TUPE - a guide to using the law for union reps

Chapter 5

Early retirement benefits

[ch 5: pages 66-67]

Unlike pensions, early retirement provisions do transfer. This was established in the European Court of Justice decision of Beckmann v Dynamco Whicheloe Macfarlane C-164/00. This test case brought by UNISON concerned rights for over-50s. An NHS scheme provided for redundant employees aged over 50 to receive an early retirement pension. The ECJ held that early retirement benefits are not “old-age, invalidity or survivors’ benefits” and are therefore not covered by the pensions exclusion, which, it said, must be narrowly interpreted. The case was followed in a later case involving NHS lecturers at an NHS Nursing College:

Staff at Redwood College of Health Studies were entitled to enhanced benefits and compensation on redundancy under their NHS scheme. When they transferred to a new employer, they had to move their pension, but the new scheme did not provide the same benefits when they were later made redundant. The ECJ held that the employees were entitled to the same early retirement benefits as they would have been entitled to under the NHS scheme. It said that only benefits paid when an employee reaches the end of his or her working life can be classified as old-age benefits.
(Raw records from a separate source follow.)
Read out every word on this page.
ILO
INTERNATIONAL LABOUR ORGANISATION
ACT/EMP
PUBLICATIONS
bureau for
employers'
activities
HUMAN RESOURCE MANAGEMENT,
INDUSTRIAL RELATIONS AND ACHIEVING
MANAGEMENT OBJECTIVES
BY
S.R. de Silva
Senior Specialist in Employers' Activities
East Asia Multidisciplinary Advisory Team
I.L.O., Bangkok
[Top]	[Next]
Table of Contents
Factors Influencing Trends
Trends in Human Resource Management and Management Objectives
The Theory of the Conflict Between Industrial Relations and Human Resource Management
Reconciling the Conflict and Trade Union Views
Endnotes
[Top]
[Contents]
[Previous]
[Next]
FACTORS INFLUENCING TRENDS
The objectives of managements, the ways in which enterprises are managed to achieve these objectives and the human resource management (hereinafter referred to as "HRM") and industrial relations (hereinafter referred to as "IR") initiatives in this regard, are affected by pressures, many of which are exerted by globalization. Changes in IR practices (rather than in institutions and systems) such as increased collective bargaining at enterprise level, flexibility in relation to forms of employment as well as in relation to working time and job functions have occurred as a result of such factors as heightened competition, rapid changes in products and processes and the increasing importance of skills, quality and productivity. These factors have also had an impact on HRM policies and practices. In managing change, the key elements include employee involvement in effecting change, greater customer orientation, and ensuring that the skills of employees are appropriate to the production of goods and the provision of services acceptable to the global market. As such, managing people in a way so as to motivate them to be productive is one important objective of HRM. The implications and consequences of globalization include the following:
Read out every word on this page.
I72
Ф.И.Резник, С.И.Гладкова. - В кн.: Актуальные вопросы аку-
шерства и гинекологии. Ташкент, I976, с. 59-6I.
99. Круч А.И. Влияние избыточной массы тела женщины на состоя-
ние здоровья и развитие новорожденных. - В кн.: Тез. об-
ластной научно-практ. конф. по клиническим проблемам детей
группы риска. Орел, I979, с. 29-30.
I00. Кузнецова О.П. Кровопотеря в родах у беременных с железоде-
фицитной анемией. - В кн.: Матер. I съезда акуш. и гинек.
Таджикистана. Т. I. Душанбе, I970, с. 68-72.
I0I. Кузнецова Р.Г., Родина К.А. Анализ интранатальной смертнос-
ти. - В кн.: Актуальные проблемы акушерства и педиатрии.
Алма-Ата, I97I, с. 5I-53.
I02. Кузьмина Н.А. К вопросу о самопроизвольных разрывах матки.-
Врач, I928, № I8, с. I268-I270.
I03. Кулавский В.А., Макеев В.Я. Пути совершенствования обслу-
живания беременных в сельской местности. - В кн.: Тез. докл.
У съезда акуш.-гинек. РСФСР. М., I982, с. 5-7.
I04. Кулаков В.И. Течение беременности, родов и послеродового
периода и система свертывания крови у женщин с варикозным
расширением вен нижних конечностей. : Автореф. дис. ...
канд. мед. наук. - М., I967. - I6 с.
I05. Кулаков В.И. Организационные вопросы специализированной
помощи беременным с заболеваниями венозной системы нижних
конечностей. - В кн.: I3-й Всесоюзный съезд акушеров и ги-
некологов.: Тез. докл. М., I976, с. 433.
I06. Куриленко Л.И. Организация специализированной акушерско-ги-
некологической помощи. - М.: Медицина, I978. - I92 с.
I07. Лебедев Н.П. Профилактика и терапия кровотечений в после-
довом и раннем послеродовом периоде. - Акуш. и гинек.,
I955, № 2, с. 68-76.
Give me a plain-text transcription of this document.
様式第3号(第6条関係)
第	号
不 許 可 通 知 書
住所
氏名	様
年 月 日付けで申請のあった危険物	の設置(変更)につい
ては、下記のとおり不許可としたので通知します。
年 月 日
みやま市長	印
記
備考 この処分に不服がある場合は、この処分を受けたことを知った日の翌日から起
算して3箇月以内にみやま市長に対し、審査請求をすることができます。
Martin and others v South Bank University Case C-4/01 [2004] IRLR 74

The Beckmann principles were followed again in this 2012 case:

In 2007, P&G sold its Family Care business to SCA. TUPE applied but there was a dispute as to whether the pensions at the manufacturing site transferred to the new owner. The P&G defined benefits scheme included early retirement benefits. The Court of Appeal confirmed, following Beckmann, that the early retirement benefits were not covered by the TUPE exclusion, so liability transferred to the new owner. This was the case even though the benefit was discretionary.

However, the Court ordered that the transferee was only obliged to meet the liability for the enhanced benefit until normal retirement age, and not beyond that date.